Sidewall inspection matters most if you're running pegs. Every grind drags the sidewall across metal or concrete, and standard sidewalls wear through faster than you'd expect. Check for cuts and fraying after sessions. If you're seeing consistent wear, moving to an EXO-protected version is the straightforward fix rather than replacing standard tyres repeatedly. For street riding specifically, keeping a couple of Maxxis inner tubes and a set of Maxxis tyre levers in your bag means a street flat doesn't end the session. Folding bead tyres make kerbside changes much quicker - another reason to choose them for street use.
On the broader Maxxis BMX range, the tube range is matched to the same 20-inch standard, so compatibility isn't something you need to worry about when buying both together.
Maxxis BMX Tyres FAQs
What is the best Maxxis tyre for street BMX?
The Grifter is the strongest choice for street - high volume, SilkShield puncture protection, and a durable compound that handles UK roads and urban debris well. The DTH is also solid on smooth concrete and asphalt if you want a lower-profile, faster-rolling feel. Both support high-pressure casings up to 110 PSI, which is what you need to avoid pinch flats on hard surfaces.
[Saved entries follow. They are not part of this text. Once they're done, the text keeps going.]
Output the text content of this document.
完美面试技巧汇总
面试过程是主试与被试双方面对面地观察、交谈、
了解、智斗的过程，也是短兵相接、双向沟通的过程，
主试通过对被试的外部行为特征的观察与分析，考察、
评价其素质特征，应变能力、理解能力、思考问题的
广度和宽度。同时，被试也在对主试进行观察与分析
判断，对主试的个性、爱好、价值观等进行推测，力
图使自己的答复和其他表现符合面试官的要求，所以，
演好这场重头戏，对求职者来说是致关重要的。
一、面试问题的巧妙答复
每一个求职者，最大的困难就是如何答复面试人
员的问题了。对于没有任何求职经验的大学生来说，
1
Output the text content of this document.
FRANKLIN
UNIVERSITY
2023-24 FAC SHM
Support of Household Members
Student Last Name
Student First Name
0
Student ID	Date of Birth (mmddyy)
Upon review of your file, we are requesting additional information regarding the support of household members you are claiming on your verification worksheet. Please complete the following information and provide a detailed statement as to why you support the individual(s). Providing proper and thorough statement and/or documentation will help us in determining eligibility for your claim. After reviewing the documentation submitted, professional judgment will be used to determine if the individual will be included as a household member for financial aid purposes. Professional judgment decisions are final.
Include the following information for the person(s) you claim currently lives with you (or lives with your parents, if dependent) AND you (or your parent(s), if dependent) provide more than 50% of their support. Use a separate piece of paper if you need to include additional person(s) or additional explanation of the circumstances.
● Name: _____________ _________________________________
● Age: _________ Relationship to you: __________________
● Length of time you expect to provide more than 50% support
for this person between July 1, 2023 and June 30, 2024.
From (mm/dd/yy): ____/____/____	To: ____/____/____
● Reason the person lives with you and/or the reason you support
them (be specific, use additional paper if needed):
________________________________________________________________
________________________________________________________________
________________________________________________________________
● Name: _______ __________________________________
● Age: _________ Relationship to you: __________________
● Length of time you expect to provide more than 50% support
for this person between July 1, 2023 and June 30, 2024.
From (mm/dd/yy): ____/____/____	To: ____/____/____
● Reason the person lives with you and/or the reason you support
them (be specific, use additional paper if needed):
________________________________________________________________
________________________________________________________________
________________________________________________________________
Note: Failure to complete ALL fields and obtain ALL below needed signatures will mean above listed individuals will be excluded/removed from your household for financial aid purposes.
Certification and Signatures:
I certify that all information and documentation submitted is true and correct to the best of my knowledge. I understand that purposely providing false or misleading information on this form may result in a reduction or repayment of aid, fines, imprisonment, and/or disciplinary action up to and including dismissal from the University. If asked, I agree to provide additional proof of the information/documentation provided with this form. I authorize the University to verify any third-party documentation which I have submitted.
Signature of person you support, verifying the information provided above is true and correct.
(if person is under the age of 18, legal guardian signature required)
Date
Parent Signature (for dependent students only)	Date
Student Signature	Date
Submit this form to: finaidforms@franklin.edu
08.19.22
Are Maxxis DTH tyres good for dirt jumping?
On hardpack or dry pump tracks, yes - the DTH rolls fast and handles well. On loose or damp UK dirt jump trails, it's not the right tool. The Holy Roller's inverted block tread clears mud and bites into loose soil far better. If your local jumps stay tacky through winter, the Holy Roller is the call.
What tyre pressure should I run on Maxxis BMX tyres?
Street and park riding calls for 80 - 110 PSI - firm enough to resist pinch flats on hard landings and square-edge impacts. For dirt jumping, drop to 60 - 75 PSI to get more tyre contact and traction on loose or damp surfaces. Check the maximum PSI printed on the sidewall and don't exceed it.